Defendant contends that it furthers a substantial governmental interest in seeking to prevent visual clutter created by honor boxes and is therefore not susceptible to an overbreadth attack. Defendant relies upon and cites Taxpayers for Vincent, supra, for this proposition. It is the opinion of this court that Vincent is clearly distinguishable and applies only to the narrow facts which led to its determination. In Vincent, the Court upheld a Los Angeles ordinance which totally banned sign posting on public poles and utility poles along city streets. The signs which were posted were political in nature. There the Court held that the visual clutter caused by the sign posting was not merely a by-product of the activity, but was created by the medium itself.
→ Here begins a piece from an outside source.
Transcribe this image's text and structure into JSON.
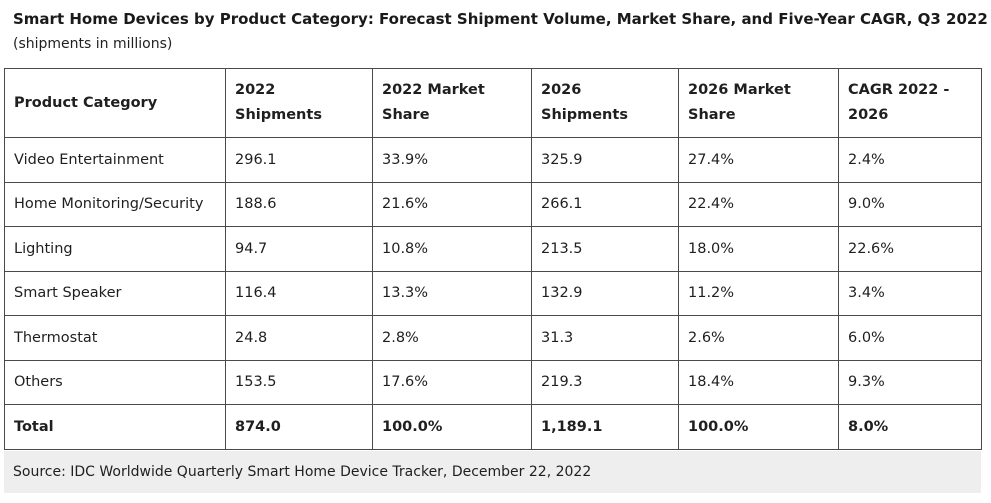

Clifton's attempted regulation is not an incidental restriction but an absolute prohibition.

The city has not demonstrated that these honor boxes caused any traffic problems, injuries or damage to persons or property, loss of travel enjoyment, or that they have in any other way hindered safety. Accordingly, the ordinances relied upon by defendant are not narrowly drawn, are overly broad, and do not further a substantial governmental interest. Therefore, they are declared unconstitutional as applied to prohibit all honor boxes in public areas in the City of Clifton. The city also seeks to use N.J.S.A. 27:5-1 to impose its total ban on honor boxes. Unlike the aforementioned ordinances, this statute could be interpreted to regulate honor box locations. However, as applied to the facts in this matter, specifically, the city's attempt at total prohibition, it must fail.*fn1

Counsel for News Printing Company will submit an order in compliance with this opinion.